O vendedor de cosméticos

Lázaro Carneiro
| Tempo de leitura: 1 min

A contínua exposição ao sol por quase 70 anos, o tempo e seus efeitos sobre minha pele me levaram a um consultório, pois já estava convencido de que deveria consultar um médico especialista em doenças da pele, então procurei um dermatologista. Após uma rápida pesquisa, telefonei e agendei a visita a uma clínica. No dia e hora marcada me apresentei a ampla sala de espera e me dirigi ao balcão de atendimento, paguei a consulta e aguardei ser anunciado. Sem grande demora, o médico abriu a porta do consultório e pronunciou meu nome, dirigi-me até ele que, de forma automática e fria, mesmo antes de sentarmos, já me perguntou qual era o meu problema.

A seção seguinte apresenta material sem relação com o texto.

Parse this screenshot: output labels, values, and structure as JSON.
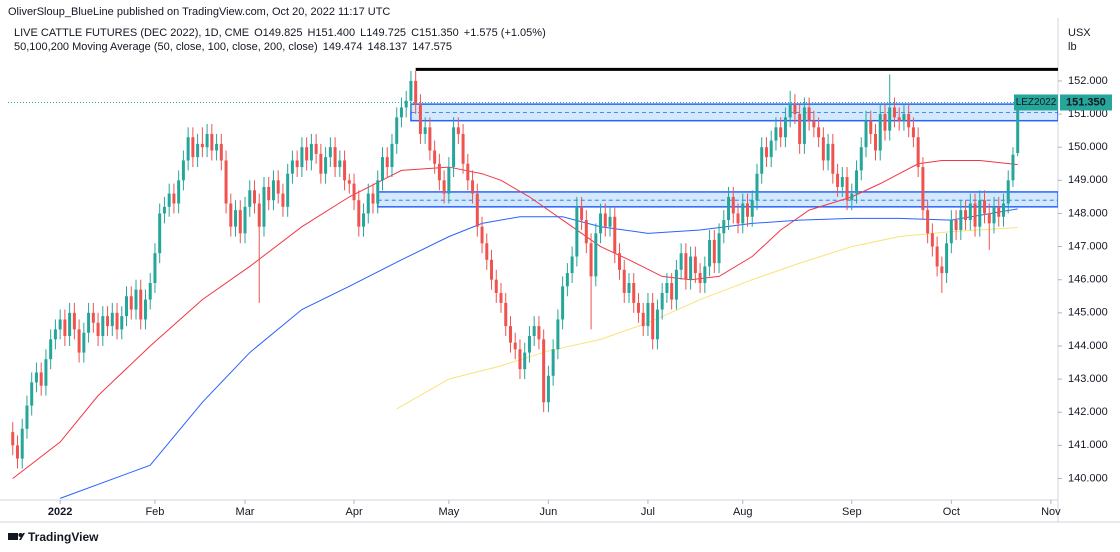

Mal comecei a falar, ele já me disse que eu não tinha câncer de pele e que apenas precisava usar uns cremes para fazer uma limpeza na pele e, virando seu computador, me passou a mostrar o efeito dos cremes em outros pacientes. Me passou uma receita com cremes para ser usado pela manhã, outro durante o dia, outro à noite, anti-inflamatório e analgésico, pois poderia doer um pouco. Não tive duvidas que se tratava de um vendedor de cosméticos, só não perguntei se ele trabalhava para Natura, Avon ou Jequiti. Quanto à receita, eu nem me lembro onde deixei.